A compound according to claim 1 which is a substituted or unsubstituted monocyclic heterocycloalkyl having 1 ring atom and 1 to 3 heteroatoms. 3. A and R ² together form a substituted or unsubstituted monocyclic heterocycloalkyl having 3 to 8 ring atoms and 1 to 3 ring heteroatoms. A compound according to claim 1 characterized. 4. The method according to claim 1, 2 or 3, wherein X is selected from hydrogen, alkyl, heteroalkyl, aryl, arylalkyl, heteroaryl, heteroarylalkyl, cycloalkyl and heterocycloalkyl. Compound of. 5. X and R ³ are joined to form a substituted or unsubstituted monocyclic heterocycloalkyl having 3 to 8 ring atoms, of which 1 to 3 are heteroatoms. The compound according to claim 1, 2 or 3, wherein 6. A compound according to any one of claims 1 to 5, characterized in that G is selected from -S- and -CH = CH-. 7. Z is ^{-L- (CR 6 R 6 ')} a R 7; -NR 9 R 9'; and ## STR3 ## 7. A compound according to any one of claims 1 to 6, characterized in that it is selected from 8. E is a covalent bond, C ₁ -C ₃ alkyl, —C (═O) —, —C (
The compound according to any one of claims 1 to 7, which is selected from ═O) O—, —C (═O) N (R ³ ) —, and —SO ₂ —. 9. A compound according to claim 1, wherein R ² is selected from hydrogen and alkyl. 10. The compound according to any one of claims 1 to 9, wherein n is 0 or 1. 11. A pharmaceutical composition comprising: (a) a safe and effective amount of a compound according to any one of claims 1-10; and (b) a pharmaceutically acceptable carrier.
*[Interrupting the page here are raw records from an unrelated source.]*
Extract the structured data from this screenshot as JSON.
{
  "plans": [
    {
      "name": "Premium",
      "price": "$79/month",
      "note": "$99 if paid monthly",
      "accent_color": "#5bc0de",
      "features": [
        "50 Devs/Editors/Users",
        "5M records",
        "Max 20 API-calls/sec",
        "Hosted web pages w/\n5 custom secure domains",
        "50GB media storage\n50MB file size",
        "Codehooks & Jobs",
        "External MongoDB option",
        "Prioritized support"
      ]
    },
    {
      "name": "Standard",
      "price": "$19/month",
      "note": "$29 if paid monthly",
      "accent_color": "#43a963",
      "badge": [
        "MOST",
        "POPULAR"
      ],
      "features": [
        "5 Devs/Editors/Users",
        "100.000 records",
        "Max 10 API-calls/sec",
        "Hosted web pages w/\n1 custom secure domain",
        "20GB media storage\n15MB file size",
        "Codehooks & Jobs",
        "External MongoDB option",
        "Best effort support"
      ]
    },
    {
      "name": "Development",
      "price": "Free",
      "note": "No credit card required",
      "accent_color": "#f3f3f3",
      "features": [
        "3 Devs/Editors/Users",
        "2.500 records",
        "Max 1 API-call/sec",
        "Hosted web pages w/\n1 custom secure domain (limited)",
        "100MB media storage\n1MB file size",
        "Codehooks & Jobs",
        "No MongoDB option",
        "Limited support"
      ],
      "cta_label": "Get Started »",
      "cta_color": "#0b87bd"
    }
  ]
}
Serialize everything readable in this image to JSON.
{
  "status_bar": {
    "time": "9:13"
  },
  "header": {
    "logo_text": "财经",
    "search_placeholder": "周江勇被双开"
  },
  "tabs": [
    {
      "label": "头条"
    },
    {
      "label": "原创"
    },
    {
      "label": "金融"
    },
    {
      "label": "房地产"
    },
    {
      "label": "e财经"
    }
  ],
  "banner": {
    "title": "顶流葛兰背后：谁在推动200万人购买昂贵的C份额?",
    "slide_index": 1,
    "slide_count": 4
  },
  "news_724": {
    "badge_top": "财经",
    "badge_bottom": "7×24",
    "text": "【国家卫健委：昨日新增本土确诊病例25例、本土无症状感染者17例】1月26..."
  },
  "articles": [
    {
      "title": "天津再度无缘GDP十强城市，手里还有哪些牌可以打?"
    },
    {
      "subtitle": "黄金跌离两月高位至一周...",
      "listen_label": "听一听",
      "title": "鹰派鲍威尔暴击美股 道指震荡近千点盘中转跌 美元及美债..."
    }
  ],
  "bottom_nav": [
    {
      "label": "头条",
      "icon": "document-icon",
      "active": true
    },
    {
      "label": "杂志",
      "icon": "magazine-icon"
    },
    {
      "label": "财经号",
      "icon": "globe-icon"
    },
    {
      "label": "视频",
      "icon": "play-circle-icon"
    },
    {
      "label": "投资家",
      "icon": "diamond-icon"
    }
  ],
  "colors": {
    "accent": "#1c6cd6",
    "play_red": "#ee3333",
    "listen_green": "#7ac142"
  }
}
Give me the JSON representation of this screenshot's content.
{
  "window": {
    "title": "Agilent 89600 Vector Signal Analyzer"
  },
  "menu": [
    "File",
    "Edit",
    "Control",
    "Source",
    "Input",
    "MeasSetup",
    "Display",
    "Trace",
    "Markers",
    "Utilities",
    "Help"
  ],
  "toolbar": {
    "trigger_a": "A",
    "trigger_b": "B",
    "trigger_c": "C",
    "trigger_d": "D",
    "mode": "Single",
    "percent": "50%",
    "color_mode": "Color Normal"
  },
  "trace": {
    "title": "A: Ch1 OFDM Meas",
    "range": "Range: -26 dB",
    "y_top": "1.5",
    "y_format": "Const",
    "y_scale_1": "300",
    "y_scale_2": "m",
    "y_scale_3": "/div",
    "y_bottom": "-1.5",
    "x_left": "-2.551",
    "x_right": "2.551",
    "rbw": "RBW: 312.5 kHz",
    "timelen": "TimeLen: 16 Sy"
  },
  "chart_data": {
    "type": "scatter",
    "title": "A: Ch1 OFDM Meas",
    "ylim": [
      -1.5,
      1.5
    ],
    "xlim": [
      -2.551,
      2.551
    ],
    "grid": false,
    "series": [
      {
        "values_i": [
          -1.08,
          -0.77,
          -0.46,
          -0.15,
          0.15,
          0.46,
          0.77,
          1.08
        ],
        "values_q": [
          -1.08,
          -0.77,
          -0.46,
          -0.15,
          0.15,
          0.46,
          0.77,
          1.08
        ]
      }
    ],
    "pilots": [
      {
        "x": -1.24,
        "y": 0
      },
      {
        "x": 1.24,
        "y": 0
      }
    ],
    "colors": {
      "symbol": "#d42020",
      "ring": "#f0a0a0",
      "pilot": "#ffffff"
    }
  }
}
A pharmaceutical composition comprising: 12. Use of a compound according to any one of claims 1 to 11 in the manufacture of a medicament for the treatment of diseases associated with unwanted metalloprotease activity in a mammalian subject. 13. Use according to claim 12, characterized in that the disease is arthritis and is selected from the group consisting of osteoarthritis and rheumatoid arthritis. 14. Use according to claim 12, characterized in that the disease is cancer and the treatment prevents or arrests tumor growth and metastasis.